26 March 2012

Bubblegum Music is the Naked Truth:
The Dark History of Prepubescent Pop, from the Banana Splits to Britney Spears

"Bubblegum Music is the Naked Truth: The Dark History of Prepubescent Pop, from the Banana Splits to Britney Spears"
Kim Cooper and David Smay
320 pages, Feral House 2001

Bubblegum pop (also known as bubblegum Rock, bubblegum music, or simply bubblegum) is a genre of Pop music with an upbeat sound contrived and marketed to appeal to pre-teens and teenagers, produced in an assembly-line process, driven by producers, often using unknown singers.
Bubblegum's classic period ran from 1967 to 1972. The second wave of bubblegum started two years later and ran until 1977 when disco took over and punk rock emerged (some critics have claimed bubblegum influenced punk).
The genre was predominantly a singles phenomenon rather than an album-oriented one, the presumption being that teenagers and pre-teens had less money to spend on records and were thus more likely to buy singles than albums. Also, because many acts were manufactured in the studio using session musicians, a large number of bubblegum songs were by one-hit wonders.
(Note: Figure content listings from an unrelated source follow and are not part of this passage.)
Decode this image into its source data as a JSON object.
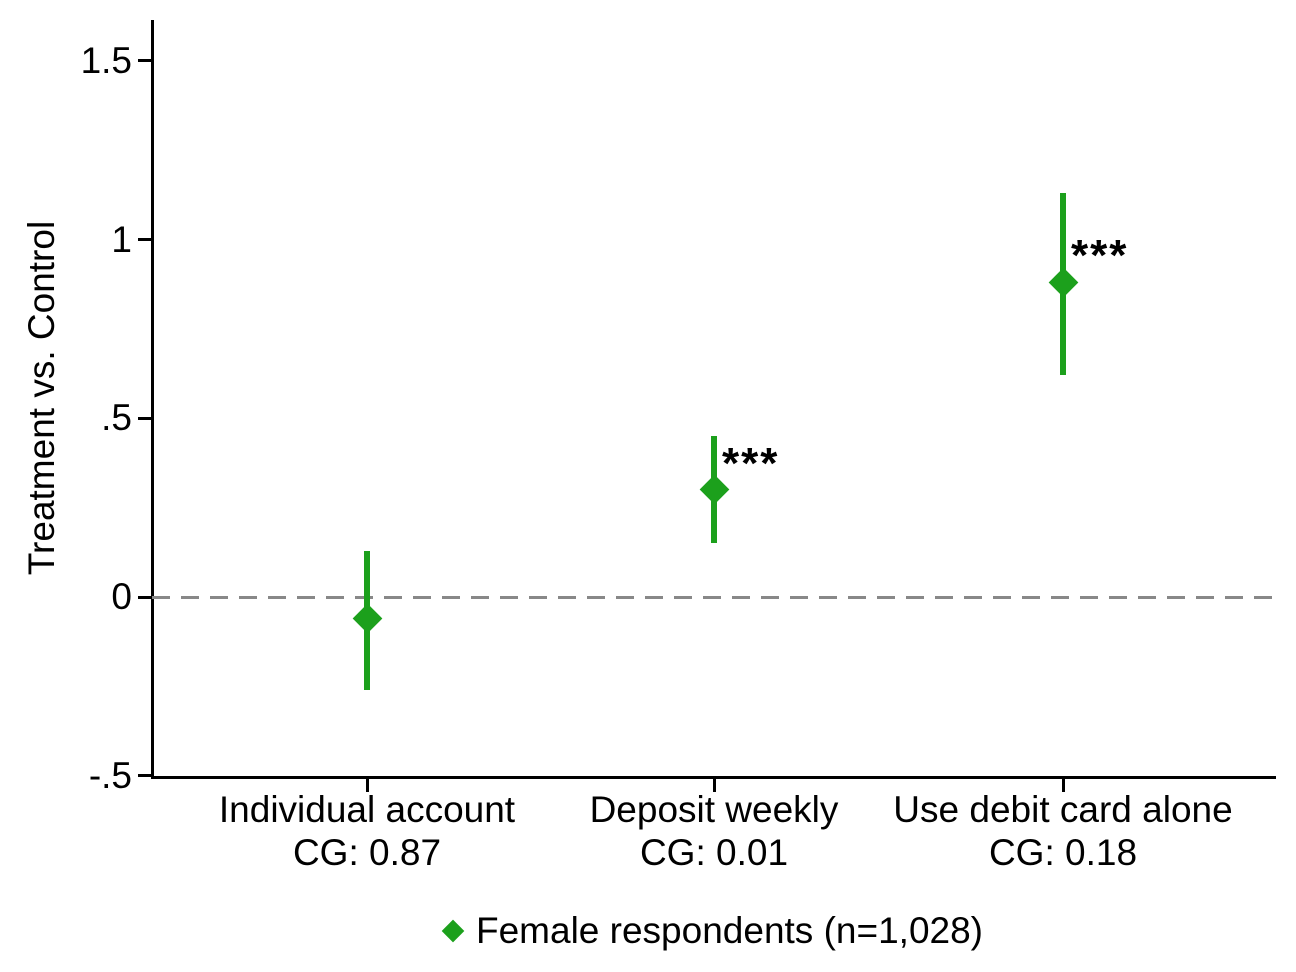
{
  "figure": {
    "background_color": "#ffffff",
    "accent_green": "#1ca01c",
    "zero_line_color": "#888888",
    "axis_color": "#000000"
  },
  "chart_data": {
    "type": "scatter",
    "subtype": "coefficient-plot-with-confidence-intervals",
    "title": "",
    "xlabel": "",
    "ylabel": "Treatment vs. Control",
    "ylim": [
      -0.5,
      1.5
    ],
    "yticks": [
      -0.5,
      0,
      0.5,
      1,
      1.5
    ],
    "ytick_labels": [
      "-.5",
      "0",
      ".5",
      "1",
      "1.5"
    ],
    "grid": false,
    "reference_line": {
      "y": 0,
      "style": "dashed",
      "color": "#888888"
    },
    "marker": "diamond",
    "marker_color": "#1ca01c",
    "categories": [
      {
        "label": "Individual account",
        "sublabel": "CG: 0.87",
        "estimate": -0.06,
        "ci_low": -0.26,
        "ci_high": 0.13,
        "significance": ""
      },
      {
        "label": "Deposit weekly",
        "sublabel": "CG: 0.01",
        "estimate": 0.3,
        "ci_low": 0.15,
        "ci_high": 0.45,
        "significance": "***"
      },
      {
        "label": "Use debit card alone",
        "sublabel": "CG: 0.18",
        "estimate": 0.88,
        "ci_low": 0.62,
        "ci_high": 1.13,
        "significance": "***"
      }
    ],
    "series": [
      {
        "name": "Female respondents (n=1,028)",
        "estimates": [
          -0.06,
          0.3,
          0.88
        ],
        "ci_low": [
          -0.26,
          0.15,
          0.62
        ],
        "ci_high": [
          0.13,
          0.45,
          1.13
        ]
      }
    ],
    "legend": {
      "position": "bottom-center",
      "marker": "diamond",
      "marker_color": "#1ca01c",
      "label": "Female respondents (n=1,028)"
    }
  }
}
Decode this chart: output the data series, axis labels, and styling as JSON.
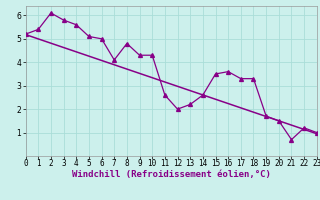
{
  "title": "",
  "xlabel": "Windchill (Refroidissement éolien,°C)",
  "background_color": "#ccf0ec",
  "grid_color": "#aaddd8",
  "line_color": "#880088",
  "hours": [
    0,
    1,
    2,
    3,
    4,
    5,
    6,
    7,
    8,
    9,
    10,
    11,
    12,
    13,
    14,
    15,
    16,
    17,
    18,
    19,
    20,
    21,
    22,
    23
  ],
  "windchill": [
    5.2,
    5.4,
    6.1,
    5.8,
    5.6,
    5.1,
    5.0,
    4.1,
    4.8,
    4.3,
    4.3,
    2.6,
    2.0,
    2.2,
    2.6,
    3.5,
    3.6,
    3.3,
    3.3,
    1.7,
    1.5,
    0.7,
    1.2,
    1.0
  ],
  "trend_start_x": 0,
  "trend_start_y": 5.18,
  "trend_end_x": 23,
  "trend_end_y": 0.95,
  "ylim": [
    0,
    6.4
  ],
  "xlim": [
    0,
    23
  ],
  "yticks": [
    1,
    2,
    3,
    4,
    5,
    6
  ],
  "xticks": [
    0,
    1,
    2,
    3,
    4,
    5,
    6,
    7,
    8,
    9,
    10,
    11,
    12,
    13,
    14,
    15,
    16,
    17,
    18,
    19,
    20,
    21,
    22,
    23
  ],
  "tick_fontsize": 5.5,
  "label_fontsize": 6.5
}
Among the best-known acts of bubblegum's golden era are 1910 Fruitgum Company, The Ohio Express and The Archies, an animated group which had the most successful bubblegum song with "Sugar, Sugar", Billboard Magazine's No. 1 single for 1969.
The book excels at showing the human side of these mostly forgotten artists and their producers. Also included are pieces on bubblegum progeny of the 1980s and 1990s, including Britney Spears. And there's more: surveys of the media as it relates to the music, the international scene, and various bubblegum artifacts. An excellent "Recommended Listening" section and a useful index round out the volume. Full of illustrations of classic album covers and artist photos, this quirky and entertaining book is recommended as a reference for all comprehensive music collections. University libraries should also purchase for popular music studies collections.